The provision of internet and user-specific weather data are big businesses today.

Apart from Amazon and Boeing, which plan to send 3,000-odd satellites each, there are others such as OneWeb, SES and LeoSat that aim to provide internet to remote areas. As for weather data, there are again dozens of companies.

A Chennai-based company that grows corn, which has requested not to be named, wants a constellation of satellites for its exclusive use.
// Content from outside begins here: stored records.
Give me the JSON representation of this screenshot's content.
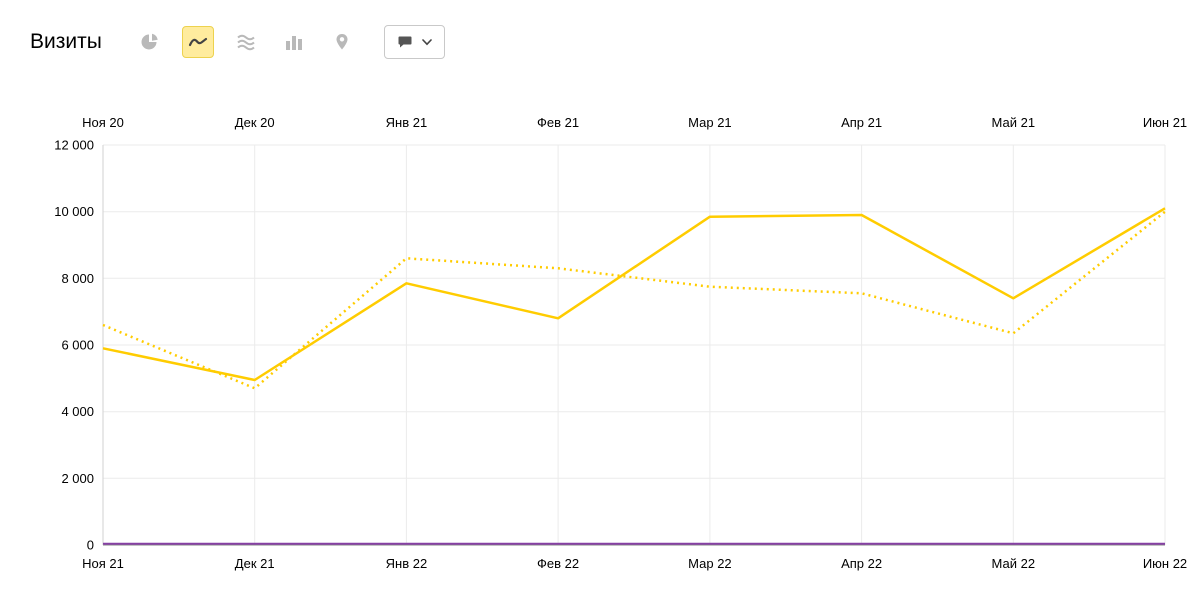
{
  "header": {
    "title": "Визиты",
    "chart_type_buttons": [
      {
        "icon": "pie-chart-icon",
        "selected": false
      },
      {
        "icon": "line-chart-icon",
        "selected": true
      },
      {
        "icon": "stacked-area-chart-icon",
        "selected": false
      },
      {
        "icon": "bar-chart-icon",
        "selected": false
      },
      {
        "icon": "map-icon",
        "selected": false
      }
    ],
    "comment_button": {
      "icons": [
        "comment-icon",
        "chevron-down-icon"
      ]
    }
  },
  "colors": {
    "accent_yellow": "#ffcc00",
    "baseline_purple": "#8641a4",
    "grid": "#ebebeb",
    "axis_bottom": "#858585",
    "axis_left": "#d2d2d2",
    "selected_button_bg": "#ffec9e",
    "selected_button_border": "#edd24e",
    "icon_gray": "#b9b9b9"
  },
  "chart_data": {
    "type": "line",
    "title": "Визиты",
    "grid": true,
    "legend": "none",
    "ylim": [
      0,
      12000
    ],
    "x_top": [
      "Ноя 20",
      "Дек 20",
      "Янв 21",
      "Фев 21",
      "Мар 21",
      "Апр 21",
      "Май 21",
      "Июн 21"
    ],
    "x_bottom": [
      "Ноя 21",
      "Дек 21",
      "Янв 22",
      "Фев 22",
      "Мар 22",
      "Апр 22",
      "Май 22",
      "Июн 22"
    ],
    "y_ticks": [
      {
        "label": "12 000",
        "value": 12000
      },
      {
        "label": "10 000",
        "value": 10000
      },
      {
        "label": "8 000",
        "value": 8000
      },
      {
        "label": "6 000",
        "value": 6000
      },
      {
        "label": "4 000",
        "value": 4000
      },
      {
        "label": "2 000",
        "value": 2000
      },
      {
        "label": "0",
        "value": 0
      }
    ],
    "series": [
      {
        "name": "visits-current-period",
        "x_labels": "x_bottom",
        "style": "solid",
        "color": "#ffcc00",
        "width": 2.5,
        "values": [
          5900,
          4950,
          7850,
          6800,
          9850,
          9900,
          7400,
          10100
        ]
      },
      {
        "name": "visits-previous-period",
        "x_labels": "x_top",
        "style": "dotted",
        "color": "#ffcc00",
        "width": 2.5,
        "values": [
          6600,
          4700,
          8600,
          8300,
          7750,
          7550,
          6350,
          10000
        ]
      },
      {
        "name": "flat-baseline",
        "x_labels": "x_bottom",
        "style": "solid",
        "color": "#8641a4",
        "width": 2,
        "values": [
          40,
          40,
          40,
          40,
          40,
          40,
          40,
          40
        ]
      }
    ]
  }
}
And, there are companies that want to keep data banks in space, where it is safer from hacking, and companies that use satellites to keep an eye on ships and airplanes.

A Morgan Stanley report projects that the internet-related space business will see $410 million in revenues by 2040.

As a corollary of the satellite boom, a number of rocket companies have emerged. US-based Rocket Lab is ahead in the race, having already launched 35 satellites over seven launch missions in the last two years from its launch-pad in New Zealand.

The company’s founder and CEO, Peter Beck, observes that today’s “highly capable, faster and cost-effective satellites provide resiliency in numbers.”

Booking a launch

In an emailed communication, Beck told BusinessLine that the order of the day is to make a large number of small satellites that have shorter life-spans, leading on to better opportunities for innovations. Rocket Lab is licensed to launch 120 times a year from its launch-pad. The company has “monthly launches scheduled for the rest of the year”, Beck said, adding that its rockets are “booking up fast”.

There aren’t enough rockets to take up the satellites. Chennai-based rocket start-up Agnikul Cosmos says over a dozen satellite firms are talking to it. And, its first rocket is at least a year away. That is how big the space business is growing to be.